Dilecto Meo

Dilecto Meo
video still
This body of work, Dilecto Meo, grapples with a contradiction intrinsic to both romantic and divine love. The Latin words of its title translate into English as My Beloved. These words are offered as an abbreviation of the phrase from the Bible’s Song of Solomon: Ego dilecto meo et dilectus meus / I am my beloved’s and my beloved is mine. Often engraved on wedding rings to signify the promise of a life-long partnership, in its original context it refers to that aspect of divine union where self dissolves into other.
My readings for this work include texts by and about religious mystics as well as philosophical colloquies on the intersections of divine and romantic love. I have been especially drawn to writings by women, academic and devout, in consideration of these subjects. In response to these studies, I composed and then stitched my own poetic cogitation onto a length of white silk with vanishing thread. Wearing this shawl, I stopped beside a quiet river bank. In consideration of the river’s lustrating motion, I removed and submerged the shawl at its edge. As the cloth became saturated, so the threads were washed away.
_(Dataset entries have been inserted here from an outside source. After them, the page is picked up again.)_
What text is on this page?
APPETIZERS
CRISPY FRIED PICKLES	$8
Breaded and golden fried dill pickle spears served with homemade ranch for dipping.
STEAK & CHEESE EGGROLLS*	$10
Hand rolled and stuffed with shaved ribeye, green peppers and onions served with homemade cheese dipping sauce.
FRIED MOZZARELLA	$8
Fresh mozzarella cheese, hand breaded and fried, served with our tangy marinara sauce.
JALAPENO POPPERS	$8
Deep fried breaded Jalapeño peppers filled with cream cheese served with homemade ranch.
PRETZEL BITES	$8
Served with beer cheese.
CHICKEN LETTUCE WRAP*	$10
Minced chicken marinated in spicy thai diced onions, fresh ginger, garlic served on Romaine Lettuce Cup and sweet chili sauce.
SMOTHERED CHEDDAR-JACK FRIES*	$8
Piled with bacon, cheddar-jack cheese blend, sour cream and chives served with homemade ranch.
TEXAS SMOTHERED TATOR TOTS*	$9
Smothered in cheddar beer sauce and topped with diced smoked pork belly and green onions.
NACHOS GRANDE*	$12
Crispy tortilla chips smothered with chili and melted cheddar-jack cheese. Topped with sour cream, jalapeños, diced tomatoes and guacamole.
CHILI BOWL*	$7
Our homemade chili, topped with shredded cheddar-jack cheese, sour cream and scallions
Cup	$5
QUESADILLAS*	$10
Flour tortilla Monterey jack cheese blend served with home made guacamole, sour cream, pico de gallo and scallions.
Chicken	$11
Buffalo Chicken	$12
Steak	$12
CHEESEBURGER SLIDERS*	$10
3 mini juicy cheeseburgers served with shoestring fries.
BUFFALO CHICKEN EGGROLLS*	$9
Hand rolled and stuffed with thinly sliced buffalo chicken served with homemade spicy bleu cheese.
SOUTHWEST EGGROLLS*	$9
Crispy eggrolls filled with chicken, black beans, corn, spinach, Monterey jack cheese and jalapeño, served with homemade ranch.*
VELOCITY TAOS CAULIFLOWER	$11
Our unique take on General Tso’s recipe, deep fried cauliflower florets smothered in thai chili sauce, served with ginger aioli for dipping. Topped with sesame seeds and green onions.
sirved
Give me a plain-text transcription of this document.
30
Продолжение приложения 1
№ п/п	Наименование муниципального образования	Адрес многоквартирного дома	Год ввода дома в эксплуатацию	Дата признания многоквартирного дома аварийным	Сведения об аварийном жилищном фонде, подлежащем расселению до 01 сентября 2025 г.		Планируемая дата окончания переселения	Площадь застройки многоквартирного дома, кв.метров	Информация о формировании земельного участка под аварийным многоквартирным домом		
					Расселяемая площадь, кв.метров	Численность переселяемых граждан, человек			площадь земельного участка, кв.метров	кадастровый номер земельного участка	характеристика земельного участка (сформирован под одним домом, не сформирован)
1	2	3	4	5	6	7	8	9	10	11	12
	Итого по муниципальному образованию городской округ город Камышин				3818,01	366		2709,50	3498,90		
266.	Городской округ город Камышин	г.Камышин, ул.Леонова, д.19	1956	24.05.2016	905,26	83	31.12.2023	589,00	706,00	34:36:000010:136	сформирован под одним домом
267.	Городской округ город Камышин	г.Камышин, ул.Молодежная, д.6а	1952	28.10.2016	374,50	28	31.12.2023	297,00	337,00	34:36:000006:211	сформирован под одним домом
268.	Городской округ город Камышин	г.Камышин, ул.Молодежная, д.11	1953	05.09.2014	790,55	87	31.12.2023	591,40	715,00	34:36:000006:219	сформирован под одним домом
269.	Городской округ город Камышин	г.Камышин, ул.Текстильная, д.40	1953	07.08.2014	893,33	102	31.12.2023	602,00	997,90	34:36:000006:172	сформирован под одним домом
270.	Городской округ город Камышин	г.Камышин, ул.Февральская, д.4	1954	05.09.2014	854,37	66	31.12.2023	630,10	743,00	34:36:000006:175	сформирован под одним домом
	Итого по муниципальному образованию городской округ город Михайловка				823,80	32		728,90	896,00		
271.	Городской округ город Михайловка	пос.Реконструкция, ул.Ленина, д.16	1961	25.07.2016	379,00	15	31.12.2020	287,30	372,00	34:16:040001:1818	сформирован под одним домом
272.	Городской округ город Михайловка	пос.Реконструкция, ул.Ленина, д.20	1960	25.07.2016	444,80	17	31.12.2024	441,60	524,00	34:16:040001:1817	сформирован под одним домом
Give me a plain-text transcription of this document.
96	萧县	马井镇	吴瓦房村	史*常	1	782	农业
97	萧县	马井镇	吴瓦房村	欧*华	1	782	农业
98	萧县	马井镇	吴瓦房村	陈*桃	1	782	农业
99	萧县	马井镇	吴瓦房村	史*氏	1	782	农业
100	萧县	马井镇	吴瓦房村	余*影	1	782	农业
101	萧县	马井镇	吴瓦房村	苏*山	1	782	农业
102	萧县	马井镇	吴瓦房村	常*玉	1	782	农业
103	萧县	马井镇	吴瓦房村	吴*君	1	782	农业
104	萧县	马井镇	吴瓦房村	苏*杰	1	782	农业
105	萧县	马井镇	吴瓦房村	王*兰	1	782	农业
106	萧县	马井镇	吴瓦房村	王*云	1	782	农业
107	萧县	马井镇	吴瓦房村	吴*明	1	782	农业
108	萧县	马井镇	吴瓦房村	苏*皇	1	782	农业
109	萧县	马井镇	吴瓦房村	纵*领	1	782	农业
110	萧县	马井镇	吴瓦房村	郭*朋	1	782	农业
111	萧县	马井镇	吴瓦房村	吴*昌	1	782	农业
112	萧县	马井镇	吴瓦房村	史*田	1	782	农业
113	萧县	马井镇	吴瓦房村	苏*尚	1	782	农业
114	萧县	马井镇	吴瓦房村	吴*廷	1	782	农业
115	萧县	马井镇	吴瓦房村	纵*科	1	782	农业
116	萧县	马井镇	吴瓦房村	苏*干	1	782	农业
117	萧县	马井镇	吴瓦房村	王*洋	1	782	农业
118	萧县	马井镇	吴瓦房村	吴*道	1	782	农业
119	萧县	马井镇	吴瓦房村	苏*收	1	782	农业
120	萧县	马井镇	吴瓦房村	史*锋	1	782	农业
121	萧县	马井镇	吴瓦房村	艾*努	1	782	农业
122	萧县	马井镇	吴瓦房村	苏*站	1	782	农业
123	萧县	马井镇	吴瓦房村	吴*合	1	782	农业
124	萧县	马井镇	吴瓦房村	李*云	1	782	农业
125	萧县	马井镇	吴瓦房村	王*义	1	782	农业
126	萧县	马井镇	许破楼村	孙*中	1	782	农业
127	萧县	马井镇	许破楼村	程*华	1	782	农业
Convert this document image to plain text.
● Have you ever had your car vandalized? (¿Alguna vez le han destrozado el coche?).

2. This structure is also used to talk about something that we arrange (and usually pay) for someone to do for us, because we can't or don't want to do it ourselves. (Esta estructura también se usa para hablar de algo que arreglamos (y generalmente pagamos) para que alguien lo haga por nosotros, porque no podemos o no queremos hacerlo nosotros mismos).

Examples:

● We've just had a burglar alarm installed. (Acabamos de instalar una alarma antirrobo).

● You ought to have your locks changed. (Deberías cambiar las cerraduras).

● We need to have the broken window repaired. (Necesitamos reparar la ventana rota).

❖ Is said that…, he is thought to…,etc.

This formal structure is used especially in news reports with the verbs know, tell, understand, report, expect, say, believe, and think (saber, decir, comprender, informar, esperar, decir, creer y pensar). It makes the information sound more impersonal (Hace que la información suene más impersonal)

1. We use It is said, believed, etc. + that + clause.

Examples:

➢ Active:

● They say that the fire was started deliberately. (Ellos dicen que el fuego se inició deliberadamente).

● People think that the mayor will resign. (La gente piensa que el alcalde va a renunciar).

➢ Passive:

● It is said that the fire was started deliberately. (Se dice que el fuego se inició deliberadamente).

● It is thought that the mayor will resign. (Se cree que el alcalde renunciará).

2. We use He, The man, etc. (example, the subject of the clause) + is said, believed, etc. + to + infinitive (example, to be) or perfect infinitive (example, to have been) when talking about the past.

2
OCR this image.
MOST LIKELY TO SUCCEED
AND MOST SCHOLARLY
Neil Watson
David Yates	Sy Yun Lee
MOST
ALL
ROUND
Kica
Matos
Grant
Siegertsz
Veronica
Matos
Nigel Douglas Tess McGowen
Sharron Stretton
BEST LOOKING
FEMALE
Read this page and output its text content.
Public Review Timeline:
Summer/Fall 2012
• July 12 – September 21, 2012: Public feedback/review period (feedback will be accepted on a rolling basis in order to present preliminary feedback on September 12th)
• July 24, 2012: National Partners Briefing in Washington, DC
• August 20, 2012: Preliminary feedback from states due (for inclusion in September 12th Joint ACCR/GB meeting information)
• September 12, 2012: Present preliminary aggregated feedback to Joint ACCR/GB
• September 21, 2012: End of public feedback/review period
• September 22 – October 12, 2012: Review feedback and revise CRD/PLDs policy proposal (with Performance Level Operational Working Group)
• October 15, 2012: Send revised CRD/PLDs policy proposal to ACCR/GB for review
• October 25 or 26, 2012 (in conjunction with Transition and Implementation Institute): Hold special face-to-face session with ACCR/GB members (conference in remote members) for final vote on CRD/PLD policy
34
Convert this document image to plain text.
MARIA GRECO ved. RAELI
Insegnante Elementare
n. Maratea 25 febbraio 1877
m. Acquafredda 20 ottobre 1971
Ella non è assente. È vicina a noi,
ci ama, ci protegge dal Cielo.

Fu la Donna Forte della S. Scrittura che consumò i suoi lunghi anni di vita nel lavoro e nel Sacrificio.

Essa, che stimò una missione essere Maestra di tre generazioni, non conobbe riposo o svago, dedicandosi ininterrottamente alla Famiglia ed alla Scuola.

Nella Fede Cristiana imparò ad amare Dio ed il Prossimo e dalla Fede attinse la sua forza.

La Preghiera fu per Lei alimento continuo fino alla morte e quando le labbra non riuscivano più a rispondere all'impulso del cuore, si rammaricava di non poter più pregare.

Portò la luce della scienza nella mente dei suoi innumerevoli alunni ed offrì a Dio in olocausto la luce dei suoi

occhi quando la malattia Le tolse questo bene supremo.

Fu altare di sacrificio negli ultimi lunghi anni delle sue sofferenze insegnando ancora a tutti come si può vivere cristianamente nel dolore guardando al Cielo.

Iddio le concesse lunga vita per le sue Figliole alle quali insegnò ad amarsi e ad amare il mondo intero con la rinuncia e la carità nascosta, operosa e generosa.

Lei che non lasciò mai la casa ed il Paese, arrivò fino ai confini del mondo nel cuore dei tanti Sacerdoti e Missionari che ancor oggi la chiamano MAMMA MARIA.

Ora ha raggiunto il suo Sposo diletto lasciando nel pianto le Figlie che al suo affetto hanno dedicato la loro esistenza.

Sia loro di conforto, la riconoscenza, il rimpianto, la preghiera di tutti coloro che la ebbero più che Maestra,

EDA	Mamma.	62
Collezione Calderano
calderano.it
Juxtaposed photographs of the original and the degraded shawl, along with a video of the performative activity and the extant shawl itself are presented as the project’s visual production.

Dilecto Meo
3-minute video documentation of a performative action
Dilecto Meo continues my experimentations with vanishing thread, expanding the production/disintegration anomaly demonstrated by its decomposition. Here, the disintegration of the stitched poetry is a metaphor for the dissolution of self in relationship.The obscuration of the handwritten texts on folded papers extends this analogy, as their expressions along with our awareness of this decisive quality of altruistic love are restricted.
The analysis relates as well to contemporary society with its emphasis on self-aggrandizement. And I wonder if deference and devotion were valued equally, might escalating global crises be remediated? Simultaneously, I continue to note that only certain segments of the population are expected to yield in service to the status quo. In the knitted contexts of interpersonal, societal and ecological relationships, this body of work regards the self as a flimsy scaffold, dismantled as easily as imagined. In consideration of our actual, collective fragility, it begs an eclipse of humankind’s apparent opportunistic coding towards a vital infusion of empathy and selfless love.

Dilecto Meo
silk shawl with poetic text in vanishing thread,
before submerging front and after submerging back
In tandem, I made a series of folded paper works. Each one simulates the folds of a cloth veil as it might drape over and around a person’s head, shoulders and upper body. Selected quotations on love and surrender gleaned from my readings were handwritten in reverse onto the papers and are also partially obscured within their folds.